Впрочем, это не всё — есть ещё Уголовный Кодекс РСФСР, который, при «тяжёлом» развитии событий, грозит статьёй 70, предусматривающей от 6 месяцев до 7 лет лишения свободы, а при «лёгком» развитии событий грозит статьёй 190,[6] что позволяет «отделаться» либо сроком до 3 лет лишения свободы, либо годом исправительных работ, либо штрафом до ста рублей.
Но Директор считал наиболее вероятным сценарием административный запрет ко всему секретному, включающему также «волчий билет», из-за чего на нормальную жизнь можно будет больше не рассчитывать.
Любой из этих исходов ставит крест на дальнейшей политической и экономической активности, вплоть до 1989 года, то есть, до волны амнистий. Но к 1989 году будет уже слишком поздно…
— Что? — нахмурился Жириновский в зеркале.
— История с сертификатами — это очень плохо, — сказал Директор. — Но можно сделать гораздо хуже, если кто-то узнает, что у тебя дома лежит вся эта ерунда.
— С работой уже решено всё, — произнёс Владимир Вольфович. — На «по собственному» ты уже согласился.
— И ты согласился, — покачал головой Директор. — Не пытайся выставить это так, будто у нас были какие-то варианты. Их не было.
— Что ты планируешь? — решил сменить тему Жириновский. — Что ты собираешься делать?
— Нам нужно как-то избавиться от этого пятна на репутации, — произнёс Директор. — Но сначала избавимся от улик…
Он вытащил прошитые пачки листов и понёс их в ванную, где видел небольшой алюминиевый тазик.
Поставив его под кран ванны, набираться воды, Директор сходил на кухню и принёс табуретку.
Далее он начал мелко рвать листы по одному и бросать их в воду, чтобы всё размокло и стало совершенно неразборчивым.
— Проще было вынести куда-нибудь на пустырь и сжечь, — сказал Жириновский из зеркала.

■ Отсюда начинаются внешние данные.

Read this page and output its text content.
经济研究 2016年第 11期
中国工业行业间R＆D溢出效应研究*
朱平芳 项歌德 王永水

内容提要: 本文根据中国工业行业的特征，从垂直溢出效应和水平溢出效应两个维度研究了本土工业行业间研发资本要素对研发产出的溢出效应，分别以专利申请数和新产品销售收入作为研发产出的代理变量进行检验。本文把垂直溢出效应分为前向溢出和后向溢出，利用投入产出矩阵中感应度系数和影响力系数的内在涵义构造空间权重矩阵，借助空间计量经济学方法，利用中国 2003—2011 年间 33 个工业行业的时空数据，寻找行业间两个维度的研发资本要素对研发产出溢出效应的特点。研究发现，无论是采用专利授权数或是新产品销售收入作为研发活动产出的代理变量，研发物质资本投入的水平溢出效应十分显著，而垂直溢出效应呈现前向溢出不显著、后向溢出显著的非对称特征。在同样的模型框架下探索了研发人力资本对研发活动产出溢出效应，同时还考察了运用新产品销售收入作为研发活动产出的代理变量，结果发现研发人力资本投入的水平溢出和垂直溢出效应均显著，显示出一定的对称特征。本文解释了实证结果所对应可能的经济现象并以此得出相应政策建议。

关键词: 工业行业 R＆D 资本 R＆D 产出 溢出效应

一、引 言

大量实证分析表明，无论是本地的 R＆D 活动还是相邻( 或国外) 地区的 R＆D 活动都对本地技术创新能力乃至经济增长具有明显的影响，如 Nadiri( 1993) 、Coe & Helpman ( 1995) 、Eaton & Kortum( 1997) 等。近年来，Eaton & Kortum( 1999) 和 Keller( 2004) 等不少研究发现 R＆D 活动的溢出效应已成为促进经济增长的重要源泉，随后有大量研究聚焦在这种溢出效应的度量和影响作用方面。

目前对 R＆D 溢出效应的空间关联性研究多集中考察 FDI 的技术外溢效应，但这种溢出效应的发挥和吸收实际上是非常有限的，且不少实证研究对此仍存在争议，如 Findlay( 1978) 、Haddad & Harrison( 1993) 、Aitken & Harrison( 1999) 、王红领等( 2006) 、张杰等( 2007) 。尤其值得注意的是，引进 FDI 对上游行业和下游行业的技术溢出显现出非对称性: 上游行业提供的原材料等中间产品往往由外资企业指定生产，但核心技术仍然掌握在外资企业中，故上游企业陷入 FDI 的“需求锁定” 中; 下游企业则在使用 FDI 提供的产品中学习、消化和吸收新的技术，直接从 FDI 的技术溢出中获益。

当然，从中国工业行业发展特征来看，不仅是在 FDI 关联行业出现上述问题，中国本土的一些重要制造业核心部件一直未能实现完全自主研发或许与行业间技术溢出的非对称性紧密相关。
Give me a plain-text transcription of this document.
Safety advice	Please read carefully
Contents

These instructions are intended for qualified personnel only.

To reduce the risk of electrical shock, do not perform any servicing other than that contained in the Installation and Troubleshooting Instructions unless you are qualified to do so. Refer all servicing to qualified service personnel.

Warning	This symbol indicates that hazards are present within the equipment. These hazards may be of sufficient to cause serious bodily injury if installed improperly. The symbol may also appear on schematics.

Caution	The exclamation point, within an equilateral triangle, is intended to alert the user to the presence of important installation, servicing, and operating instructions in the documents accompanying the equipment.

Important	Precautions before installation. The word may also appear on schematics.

— А если полиция остановит? — с усмешкой спросил Директор.
— Какая ещё полиция? — нахмурился Владимир Вольфович. — А-а-а, так у вас там, в «светлом» будущем, милицию называют…
— Навсегда запомни: я человек такого склада, что у меня всё должно быть так, что даже комар носа не подточит, — предупредил его Директор. — В моей работе важна каждая мелочь.
— И благодаря этой педантичности ты упустил из виду нездоровые отношения между твоими учениками, да? — усмехнулся Жириновский. — Знаем-знаем — даже видели.
— Всякая система, рано или поздно, даёт сбой, — равнодушным тоном ответил на это Директор, продолжая мелко рвать диссидентские «нетленки» и бросать их в воду. — Наверное, просто моё время пришло.
— Твоё время… — недовольно пробурчал Жириновский. — Россия унижена, поставлена на колени, а вокруг бесчисленные войны между ещё вчера братскими союзными республиками — позор, деградация, разруха!
— Успокойся, — попросил его Директор. — Этого уже не изменить.
— Этого можно не допустить! — заявил Жириновский. — Я знаю, где добыть охотничий карабин с оптическим прицелом!
— С ума сошёл?! — выпучил глаза Директор. — Ну, застрелим мы Горбачёва — и что? Там целый кагал предателей и идиотов! И я даже не знаю, кто хуже — идиоты или предатели? Смерть одного предателя-идиота ничего не изменит. Его кто-то поставил, то есть, поставит на эту должность, понимаешь? Нет, уже ничего не изменить.
— Но мы должны сделать хоть что-то! — воскликнул Жириновский. — Я тебя, подонок, сволочь паршивая, за кражу моего тела не простил, но вот если ничего с этим не сделаешь, задушу!!!
— Успокойся, — попросил его Директор. — У меня есть план.
— На Ларине основанный, да?! — раздражённо спросил Владимир Вольфович. — Эту дрянь ты придумал для времени ПОСЛЕ развала Советского Союза предателями и недоумками! А это значит, что ты один из них!!! Подонок, задушу!!!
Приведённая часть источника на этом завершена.